Ketcher, who heads the award winning Seeff Randburg office, believes it vital that both seller and buyer fully acquaint themselves with all legal documentation in the process and goes as far as to advise the public not to deal with an estate agent or developer who fails to explain in detail the legal obligations of documents.

Agents and developers with low knowledge level or poor understanding of such documentation he especially advises should be given a wide berth. “If their knowledge is anything less than 100 percent of the contract how can they possible be managing a client’s interests.”

Ketcher, who is also a home loan expert, emphasises that his warning is not to caution buyers against dodgy or deliberately dubious contracts as such documentation is highly unlikely to be used by accredited estate agents, but to urge full understanding of their own and the other parties commitments in the transaction.

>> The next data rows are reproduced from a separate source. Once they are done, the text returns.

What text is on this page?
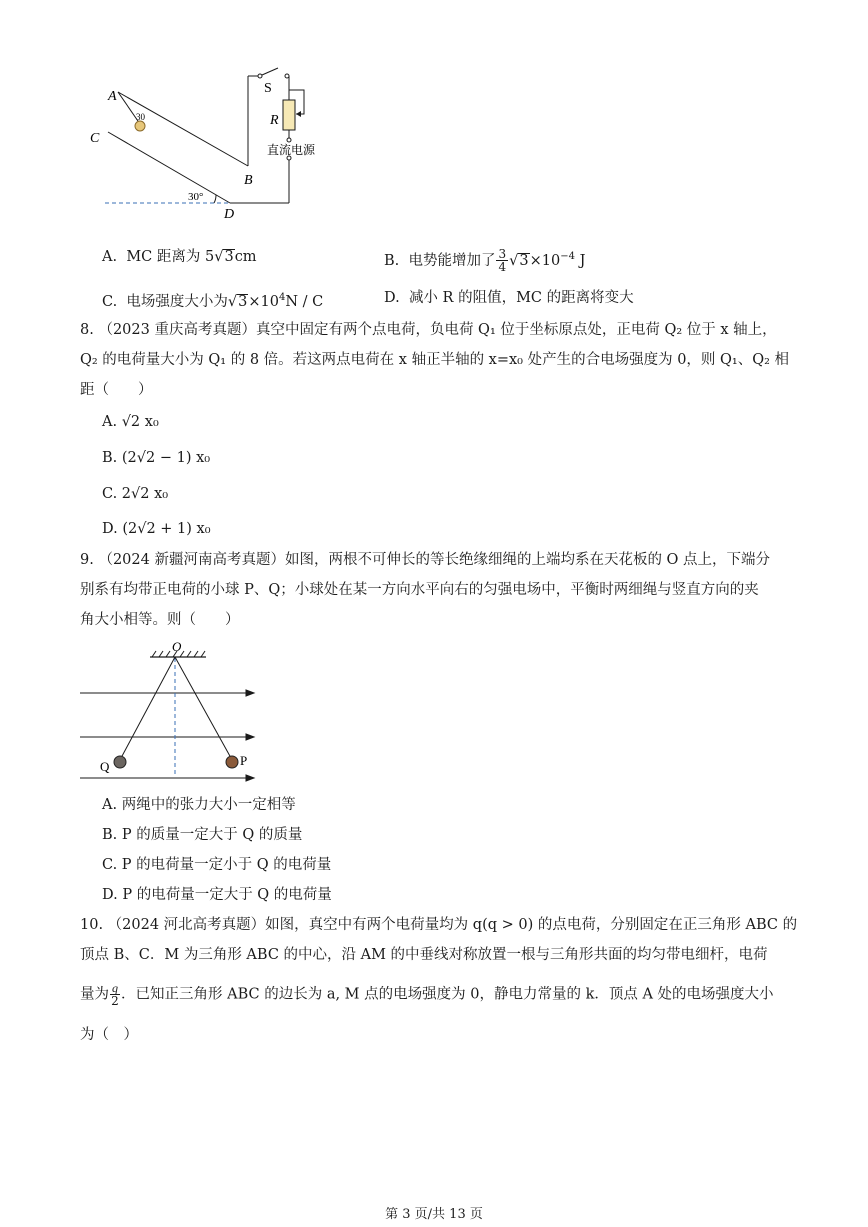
A
30
C
B
D
30°
S
R
直流电源
A. MC 距离为 5√3cm	B. 电势能增加了 $\frac{3}{4} √3\times 10^{-4}$ J
C. 电场强度大小为$√3\times 10^4N / C$	D. 减小 R 的阻值，MC 的距离将变大
8. （2023 重庆高考真题）真空中固定有两个点电荷，负电荷 Q₁ 位于坐标原点处，正电荷 Q₂ 位于 x 轴上，
Q₂ 的电荷量大小为 Q₁ 的 8 倍。若这两点电荷在 x 轴正半轴的 x=x₀ 处产生的合电场强度为 0，则 Q₁、Q₂ 相
距（　　）
A. √2 x₀
B. (2√2 − 1) x₀
C. 2√2 x₀
D. (2√2 + 1) x₀
9. （2024 新疆河南高考真题）如图，两根不可伸长的等长绝缘细绳的上端均系在天花板的 O 点上，下端分
别系有均带正电荷的小球 P、Q；小球处在某一方向水平向右的匀强电场中，平衡时两细绳与竖直方向的夹
角大小相等。则（　　）
O
Q	P
A. 两绳中的张力大小一定相等
B. P 的质量一定大于 Q 的质量
C. P 的电荷量一定小于 Q 的电荷量
D. P 的电荷量一定大于 Q 的电荷量
10. （2024 河北高考真题）如图，真空中有两个电荷量均为 q(q > 0) 的点电荷，分别固定在正三角形 ABC 的
顶点 B、C．M 为三角形 ABC 的中心，沿 AM 的中垂线对称放置一根与三角形共面的均匀带电细杆，电荷
量为 $\frac{q}{2}$ ．已知正三角形 ABC 的边长为 a, M 点的电场强度为 0，静电力常量的 k．顶点 A 处的电场强度大小
为（　）
第 3 页/共 13 页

Even if this requires using the services of an attorney, he believes the costs are a good investment.

“Its unlikely that the need will arise to revert to the written agreement, but if it does in the event of a dispute or a misunderstanding then both parties should have a good idea of their responsibilities in the process.”

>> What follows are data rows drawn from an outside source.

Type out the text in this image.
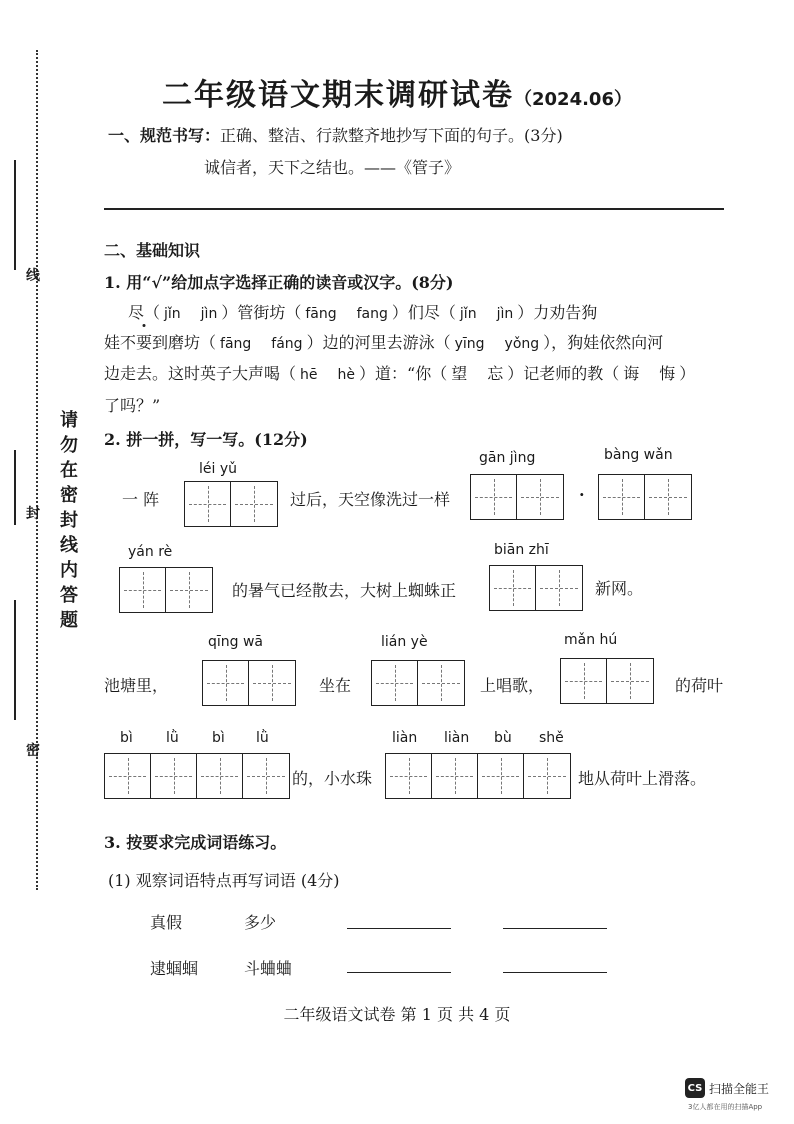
线
封
密
请勿在密封线内答题
二年级语文期末调研试卷（2024.06）
一、规范书写：正确、整洁、行款整齐地抄写下面的句子。(3分)
诚信者，天下之结也。——《管子》
二、基础知识
1. 用“√”给加点字选择正确的读音或汉字。(8分)
尽（ jǐn jìn ）管街坊（ fāng fang ）们尽（ jǐn jìn ）力劝告狗
娃不要到磨坊（ fāng fáng ）边的河里去游泳（ yīng yǒng ），狗娃依然向河
边走去。这时英子大声喝（ hē hè ）道：“你（ 望 忘 ）记老师的教（ 诲 悔 ）
了吗？”
2. 拼一拼，写一写。(12分)
一 阵
léi yǔ
过后，天空像洗过一样
gān jìng
·
bàng wǎn
yán rè
的暑气已经散去，大树上蜘蛛正
biān zhī
新网。
池塘里，
qīng wā
坐在
lián yè
上唱歌，
mǎn hú
的荷叶
bì lǜ bì lǜ
的，小水珠
liàn liàn bù shě
地从荷叶上滑落。
3. 按要求完成词语练习。
(1) 观察词语特点再写词语 (4分)
真假	多少
逮蝈蝈	斗蛐蛐
二年级语文试卷 第 1 页 共 4 页
CS 扫描全能王
3亿人都在用的扫描App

Ketcher says today’s sale agreements normally follow the letter of the law, but in the case of omissions from the contract, such as the cooling off period, these are upheld by legislation.

Apart from a good understanding of the contract Ketcher says buyers should ensure an agreement describes five key items.

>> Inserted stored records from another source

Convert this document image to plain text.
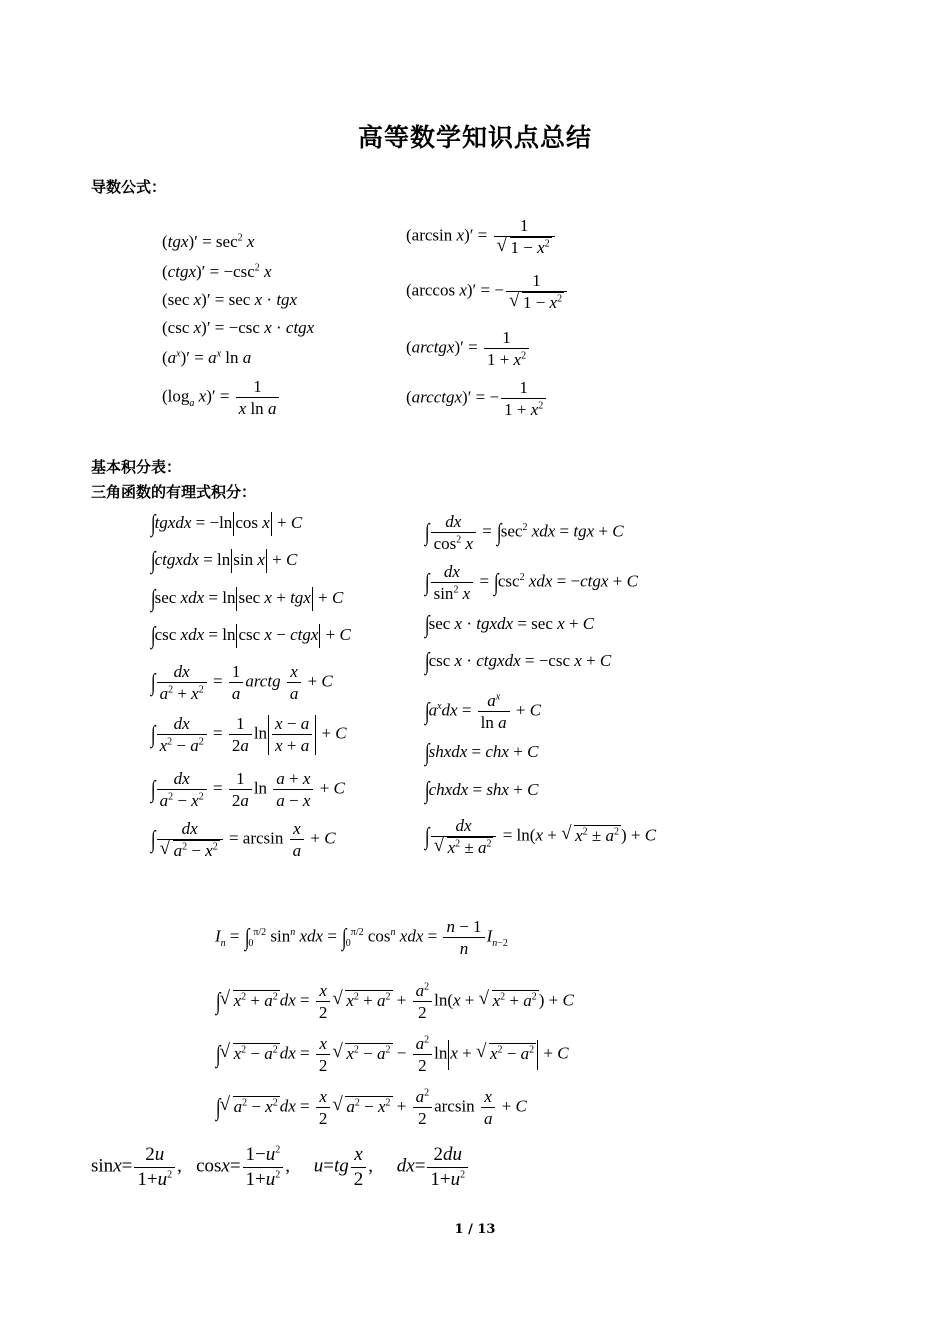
高等数学知识点总结
导数公式：
$(tgx)' = \sec^2 x$
(ctgx)′ = $-\csc^2$ x
(sec x)′ = sec x · tgx
(csc x)′ = −csc x · ctgx
$(a^x)' = a^x$ ln a
($\log_a$ $x)' = \frac{1}{\text{x ln a}}$
(arcsin x)′ = 1
√ $1 - x^2$
(arccos x)′ = − 1
√ $1 - x^2$
(arctgx)′ = $\frac{1}{1 + x^2}$
(arcctgx)′ = − $\frac{1}{1 + x^2}$
基本积分表：
三角函数的有理式积分：
∫tgxdx = −ln cos x + C
∫ctgxdx = ln sin x + C
∫sec xdx = ln sec x + tgx + C
∫csc xdx = ln csc x − ctgx + C
∫ $\frac{dx}{a^2 + x^2} = \frac{1}{a}$ arctg $\frac{x}{a} + C$
∫ $\frac{dx}{x^2 - a^2} = \frac{1}{2a}$ $\ln \frac{x - a}{x + a} + C$
∫ $\frac{dx}{a^2 - x^2} = \frac{1}{2a}$ $\ln \frac{a + x}{a - x} + C$
∫ dx
√ $a^2 - x^2 = \arcsin \frac{x}{a} + C$
∫ $\frac{dx}{\cos^2 x} = \int\sec^2$ xdx = tgx + C
∫ $\frac{dx}{\sin^2 x} = \int\csc^2$ xdx = −ctgx + C
∫sec x · tgxdx = sec x + C
∫csc x · ctgxdx = −csc x + C
$\int a^xdx = \frac{a^x}{\text{ln a}} + C$
∫shxdx = chx + C
∫chxdx = shx + C
∫ dx
√ $x^2 \pm a^2 = \ln(x$ + √ $x^2 \pm a^2$ ) + C
$I_n = \int_0^{\pi/2}$ $\sin^n$ xdx = $\int_0^{\pi/2}$ $\cos^n$ xdx = $\frac{n - 1}{n} I_{n-2}$
∫ √ $x^2 + a^2$ dx = $\frac{x}{2}$ √ $x^2 + a^2 + \frac{a^2}{2} \ln(x$ + √ $x^2 + a^2$ ) + C
∫ √ $x^2 - a^2$ dx = $\frac{x}{2}$ √ $x^2 - a^2 - \frac{a^2}{2}$ ln x + √ $x^2 - a^2 + C$
∫ √ $a^2 - x^2$ dx = $\frac{x}{2}$ √ $a^2 - x^2 + \frac{a^2}{2}$ $\arcsin \frac{x}{a} + C$
$\sin x= \frac{2u}{1+u^2}$ ,   $\cos x= \frac{1-u^2}{1+u^2}$ ,     $u=tg \frac{x}{2}$ ,     $dx= \frac{2du}{1+u^2}$
1 / 13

It must clearly stipulate who is the seller and who is the buyer. This usually is self-explanatory, but needs to be considered when the buyer may involve two parties or a closed corporation.

The agreement must state in detail what is being purchased, such as a garage or carport, security system. It’s also important to include any levies and their frequency of payment. He advises particular attention when buying off-plan as the decision is often made after being shown a fully furnished showhouse whose fittings and fixtures are not intended for the rest of the development.
It’s also important to ask questions at this time to ensure that what is signed for is what you will be getting

Often overlooked by buyers, but highly important to Ketcher is to establish when you will be taking ownership of the property. “Dates and deadlines must be established and the buyer has every right to insist these be included in the agreement.”

“If one is purchasing an existing house then it is much easier because there can be an agreement between the buyer and seller on what is referred to as an ‘occupation date’. But, if the unit is still to be built the buyer should establish when will building start, when will it be completed, when can he, or she, take occupation and when will the property be registered in their name?

Very important is not just the inclusion of the purchase price in the agreement, but also the method of payment.

“Most agreements make provision for a deposit to be made and stipulate when this must be done. The buyer must also establish who will retain this deposit and ensure that the funds are deposited into a Trust Fund—funds are held on behalf of buyers and the party selling the product is not able to touch this money until final registration of the property into the name of the buyer.

“The balance of the purchase price must then be paid and the agreement must stipulate how and by when this payment will be made. Buyers must insist on this to ensure that they can manage the cash flow and more importantly know when to have the cash available.

Ketcher also strongly recommends breach clauses specifically to cover such eventualities as the buyer failing to raise the deposit, or cannot obtain the necessary finance. Such clauses he believes are even more important in buying off-plan and should give protection against lack of satisfaction with the finished unit or the unit not being ready on schedule.